Persia's signature crispy rice "bottom of the pot": basmati rice cooked first by parboiling, then steamed in a heavy pan with butter and oil, the bottom layer left to crisp into a deep-golden, shatteringly crunchy crust. The diner's contest at every Iranian dinner is who gets the most tahdig.
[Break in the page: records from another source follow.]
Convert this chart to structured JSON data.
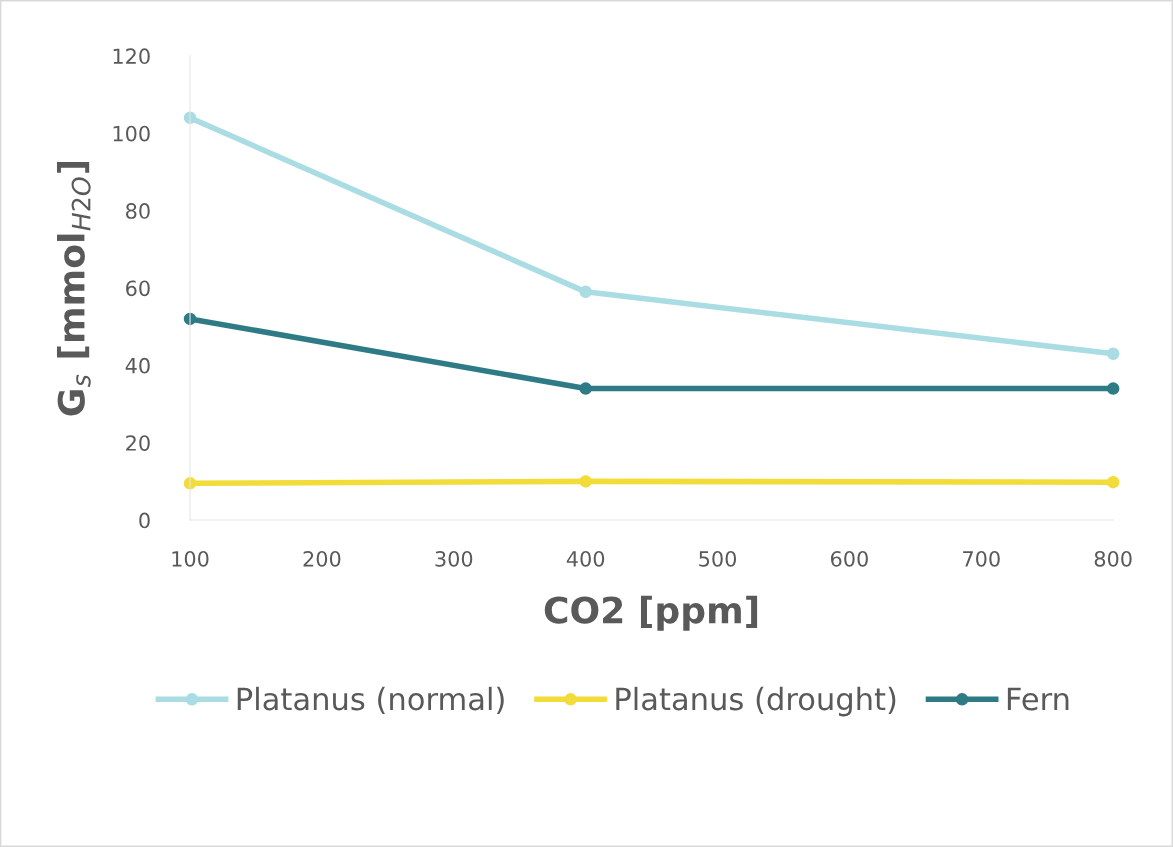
{
  "chart_data": {
    "type": "line",
    "x": [
      100,
      400,
      800
    ],
    "series": [
      {
        "name": "Platanus (normal)",
        "color": "#a9dce3",
        "values": [
          104,
          59,
          43
        ]
      },
      {
        "name": "Platanus (drought)",
        "color": "#f2dc3a",
        "values": [
          9.5,
          10,
          9.8
        ]
      },
      {
        "name": "Fern",
        "color": "#2e7b86",
        "values": [
          52,
          34,
          34
        ]
      }
    ],
    "xlabel": "CO2 [ppm]",
    "ylabel": "G$_{s}$ [mmol$_{H2O}$]",
    "xlim": [
      100,
      800
    ],
    "xticks": [
      100,
      200,
      300,
      400,
      500,
      600,
      700,
      800
    ],
    "ylim": [
      0,
      120
    ],
    "yticks": [
      0,
      20,
      40,
      60,
      80,
      100,
      120
    ],
    "grid": false,
    "legend": "bottom",
    "marker": "circle",
    "line_style": "solid"
  }
}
Serves 4 Prep 10 minutes (plus 1 hour rice soak) Cook 1 hour Units Rate

Overview

Basmati rice is rinsed and soaked. It is parboiled briefly in salted water (al dente), drained. The pot is heated with butter, oil and saffron-water. A layer of yogurt-and-rice mixture forms the crust at the bottom; the rest of the rice is piled on top in a mound. The lid is wrapped in a tea towel; everything steams for 45 minutes; the bottom crisps. Inverted onto a platter, the golden tahdig sits on top.

Ingredients

  • 500 g basmati rice
  • 2 tablespoons salt (for the parboiling water)
  • 4 tablespoons unsalted butter
  • 4 tablespoons vegetable oil
  • A generous pinch of saffron (steeped in 3 tablespoons hot water 10 min)
  • 4 tablespoons plain yogurt
  • 1 egg yolk (large)

Method

Stage 1 - Soak

  1. Rinse the rice well in several changes of water until the water runs almost clear.
  2. Soak in cold salted water at least 1 hour (longer is fine, up to overnight).

Stage 2 - Parboil

  1. Bring 2 ½ litres of water to a vigorous boil with the salt.
  2. Drain the soaked rice; tip into the boiling water.
  3. Cook 5-6 minutes - the rice should be al dente: bendy but still firm at the centre. Bite to test.
  4. Drain quickly; rinse with cold water to stop cooking.

Stage 3 - Build the crust

  1. Mix the yogurt, egg yolk, half the saffron-water, 2 tablespoons of the parboiled rice and a pinch of salt in a bowl.
  2. Heat the butter and oil in a wide heavy non-stick pan (24 cm) over medium heat until the butter melts.
  3. Spread the yogurt-rice mixture evenly across the bottom of the pan.

Stage 4 - Pile rice

  1. Pile the rest of the parboiled rice on top in a pyramid (high in the centre, sloping at the edges - this allows steam to circulate).
  2. Make 4-5 holes through the pile with the handle of a wooden spoon.
  3. Drizzle the remaining saffron-water over.

Stage 5 - Steam

  1. Cover the lid with a clean tea towel (gathered up over the top of the lid; it absorbs steam - gives drier, fluffier rice).
  2. Cook over medium-high heat 8-10 minutes until you hear sizzling and see steam.
  3. Reduce the heat to lowest; cook 35-40 minutes more.

Stage 6 - Invert

  1. Remove from heat; leave covered 5 minutes.
  2. Run a spatula around the edge.
  3. Place a wide platter over the pan; flip in one swift motion.
  4. The tahdig crust should release as a single golden disc on top.

Stage 7 - Serve

  1. Eat immediately while the crust is still crisp.
  2. Pair with a Persian stew (fesenjan, ghormeh sabzi).

Notes

  • Parboil al dente only: Fully-cooked rice falls apart in the steam stage. Bend test: rice should bend but resist when pressed.
  • Tea towel under the lid: Iranian standard technique. Keeps drips off the rice; gives drier, lighter grains.
  • Don't peek during the steam: Lifting the lid drops the temperature and the crust softens.

Storage

  • Best fresh; the crust softens within hours. Reheats poorly.